Kalian tidak akan beriman, kecuali dengan saling mencintai. Maukah kalian aku
tunjukkan kepada sesuatu yang jika kalian lakukan, maka kalian akan saling
mencintai? Sebarkanlah salam di antara kalian!” (HR. Muslim)
Selain itu, kita dianjurkan untuk
saling memberi salam tidak hanya kepada orang-orang yang kita kenal saja tetapi
begitupun dengan orang yang belum kita kenal. Dari Abdullah ibn Amr r.a., “Seorang
pemuda bertanya kepada Rasulullah saw, ‘Apa yang terbaik dalam islam?’
Rasulullah menjawab, ‘Memberi makan (orang miskin) dan mengucapkan salam kepada
yang engkau kenal atau yang tidak engkau kenal.” (HR. Bukhari dan
Muslim)
Salam merupakan salah satu dari
nama-nama Allah, menyebarkan salam berarti banyak menyebut Allah, sebagaimana
difirmankan oleh Allah, sebagaimana difirmankan oleh Allah,
“Laki-laki dan perempuan yang banyak menyebut (nama) Allah,
Allah telah menyediakan untuk mereka ampunan dan pahala yang besar.”(QS. AL-Ahzab: 35)

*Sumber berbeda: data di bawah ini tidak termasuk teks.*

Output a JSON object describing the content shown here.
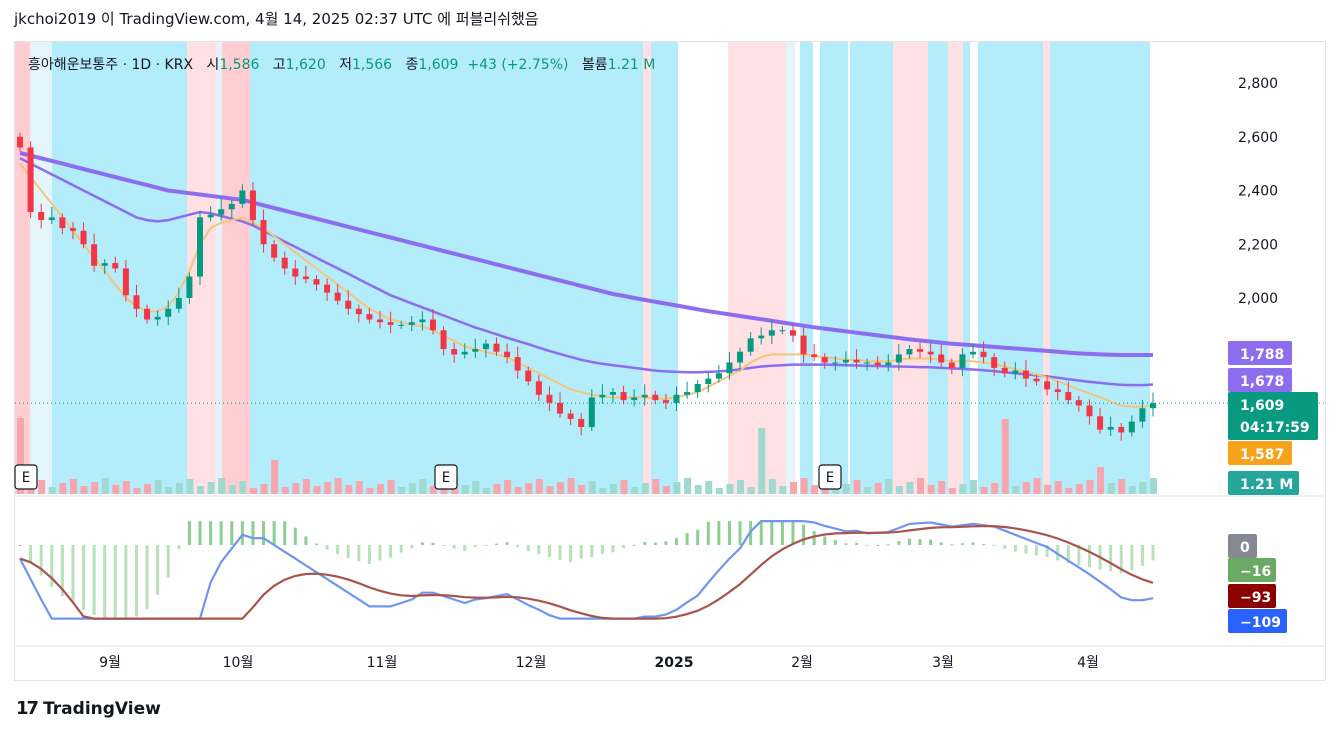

2. Apabila ia mengundangmu penuhilah
Dari Ibnu Umar Ibnu Umar ra.,
Rasulullah saw bersabda “Penuhilah undangan jika kalian diundang (HR.
Muslim) dan di hadits lain yang diriwayatkan oleh Abu Hurairah ra., Rasulullah
bersabda “Jika seorang diantara kamu diundang maka hendaklah ia
menghadirinya jika dia sedang berpuasa maka doakanlah dan kalau tidak berpuasa
hendaklah dia makan.” (HR. Muslim No.78)
Dari Jabir Abdullah ra, ia berkata
“Rasulullah saw bersabda:
“Bila
salah seorang di antara kamu diundang ke suatu jamuan makan, maka hendaklah ia
memenuhinya. Bila ia menghendaki dapat memakannya, dan bila menghendaki apat
membiarkannya”
3.
Apabila
dia minta nasehat maka nasehatilah
Menurut istilah syar’i, Ibnu
al-Atsir menyebutkan, “Nasehat adalah sebuah kata yang mengungkapkan suatu
kalimat yang sempurna, yaitu keinginan (memberikan) kebaikan kepada orang yang
dinasehati. Makna tersebut tidak bisa diungkapkan hanya dengan satu kata,
sehingga harus bergabung dengannya kata yang lain” (An-Nihayah (V/62).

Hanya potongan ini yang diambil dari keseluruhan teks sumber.